Mariah, meanwhile, couldn’t even hide her grimace as the girl behind her—Annabelle—spoke again, her unnaturally high voice grating against her ears.
“Oh, I am so well, Mrs. Salis! It is such a wonderful surprise to see you out and away from the clinic on such a beautiful day!” The voice moved around Mariah’s back, and now a figure stood beside their table, carrying with her the overly sweet scent of too much peony and rose perfume. Mariah finally lifted her gaze to meet Annabelle's brown doe eyes, her golden hair curled into perfect ringlets and piled atop her hair, her ridiculous fuschia gown full of bustled skirts and too much lace.
“And you too, Mariah! It is so rare that I get to see you now that we are no longer in schooling.” Annabelle twisted her delicate, powdered features into a mockery of a frown. “Tomorrow is your twenty-first birthday, is it not? I have not heard anything about your planneddebutante!”

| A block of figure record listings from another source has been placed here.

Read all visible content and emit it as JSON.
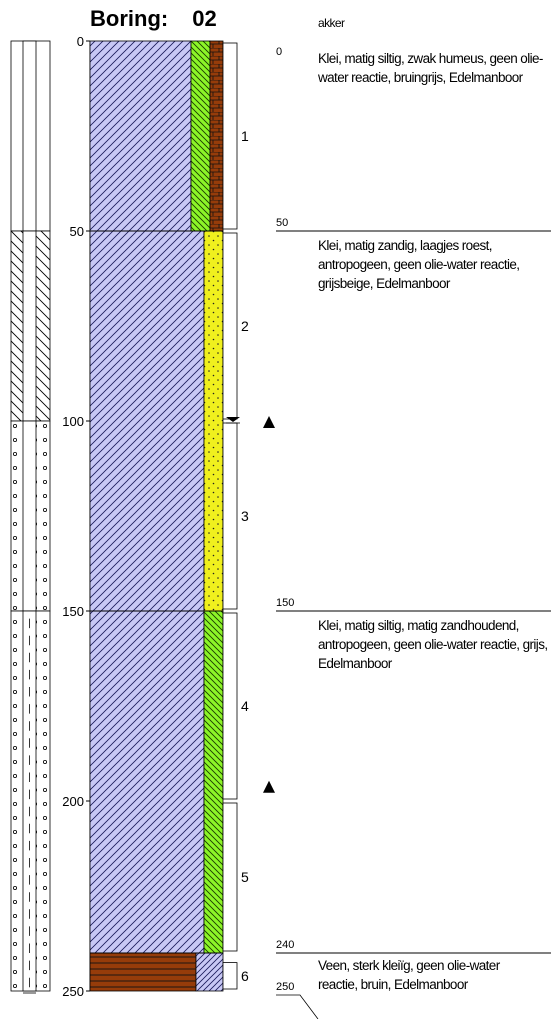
{
  "title": {
    "label": "Boring:",
    "number": "02"
  },
  "depth_scale": {
    "unit_top": 0,
    "unit_bottom": 250,
    "ticks": [
      {
        "depth": 0,
        "label": "0"
      },
      {
        "depth": 50,
        "label": "50"
      },
      {
        "depth": 100,
        "label": "100"
      },
      {
        "depth": 150,
        "label": "150"
      },
      {
        "depth": 200,
        "label": "200"
      },
      {
        "depth": 250,
        "label": "250"
      }
    ]
  },
  "pipe": [
    {
      "from": 0,
      "to": 50,
      "type": "blind"
    },
    {
      "from": 50,
      "to": 100,
      "type": "seal"
    },
    {
      "from": 100,
      "to": 150,
      "type": "gravel"
    },
    {
      "from": 150,
      "to": 250,
      "type": "filter"
    }
  ],
  "layers": [
    {
      "from": 0,
      "to": 50,
      "main": "clay",
      "pattern1": "silt-green",
      "pattern2": "humus-brown"
    },
    {
      "from": 50,
      "to": 150,
      "main": "clay",
      "pattern1": "sand-yellow",
      "pattern2": null
    },
    {
      "from": 150,
      "to": 240,
      "main": "clay",
      "pattern1": "silt-green",
      "pattern2": null
    },
    {
      "from": 240,
      "to": 250,
      "main": "peat",
      "pattern1": "clay-blue",
      "pattern2": null
    }
  ],
  "samples": [
    {
      "from": 0,
      "to": 50,
      "label": "1"
    },
    {
      "from": 50,
      "to": 100,
      "label": "2"
    },
    {
      "from": 100,
      "to": 150,
      "label": "3"
    },
    {
      "from": 150,
      "to": 200,
      "label": "4"
    },
    {
      "from": 200,
      "to": 240,
      "label": "5"
    },
    {
      "from": 242,
      "to": 250,
      "label": "6"
    }
  ],
  "water_level_depth": 100,
  "triangle_markers": [
    100,
    196
  ],
  "depth_marks": [
    {
      "depth": 0,
      "label": "0",
      "line": false
    },
    {
      "depth": 50,
      "label": "50",
      "line": true
    },
    {
      "depth": 150,
      "label": "150",
      "line": true
    },
    {
      "depth": 240,
      "label": "240",
      "line": true
    }
  ],
  "descriptions": [
    {
      "depth_label": "",
      "text": "akker",
      "top_depth": -1
    },
    {
      "text": "Klei, matig siltig, zwak humeus, geen olie-water reactie, bruingrijs, Edelmanboor",
      "top_depth": 5
    },
    {
      "text": "Klei, matig zandig, laagjes roest, antropogeen, geen olie-water reactie, grijsbeige, Edelmanboor",
      "top_depth": 55
    },
    {
      "text": "Klei, matig siltig, matig zandhoudend, antropogeen, geen olie-water reactie, grijs, Edelmanboor",
      "top_depth": 155
    },
    {
      "text": "Veen, sterk kleiïg, geen olie-water reactie, bruin, Edelmanboor",
      "top_depth": 244
    }
  ],
  "end_depth_label": "250",
  "colors": {
    "clay": "#c8c8f5",
    "sand": "#f0f01e",
    "silt": "#8cf528",
    "humus": "#963c0a",
    "peat": "#963c0a"
  }
}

Annabelle Tanne, daughter of one of the wealthier merchants in Andburgh, had always been far too interested in Mariah’s participation—or lack thereof—in society.
It made Mariah want to punch something. Specifically, Annabelle.
“That’s because I’m not having one.”
The gleam in Annabelle’s eye faltered. “You’re … not having adebutante?” She seemed to be scrounging for the words. “… Why not? Are you … are you unwell?”
Mariah’s gaze hardened; the harshness of the forest in her eyes swallowed the doe that lived in Annabelle’s. “Why would I possibly wish to plan a debut if I’m leaving Andburgh?”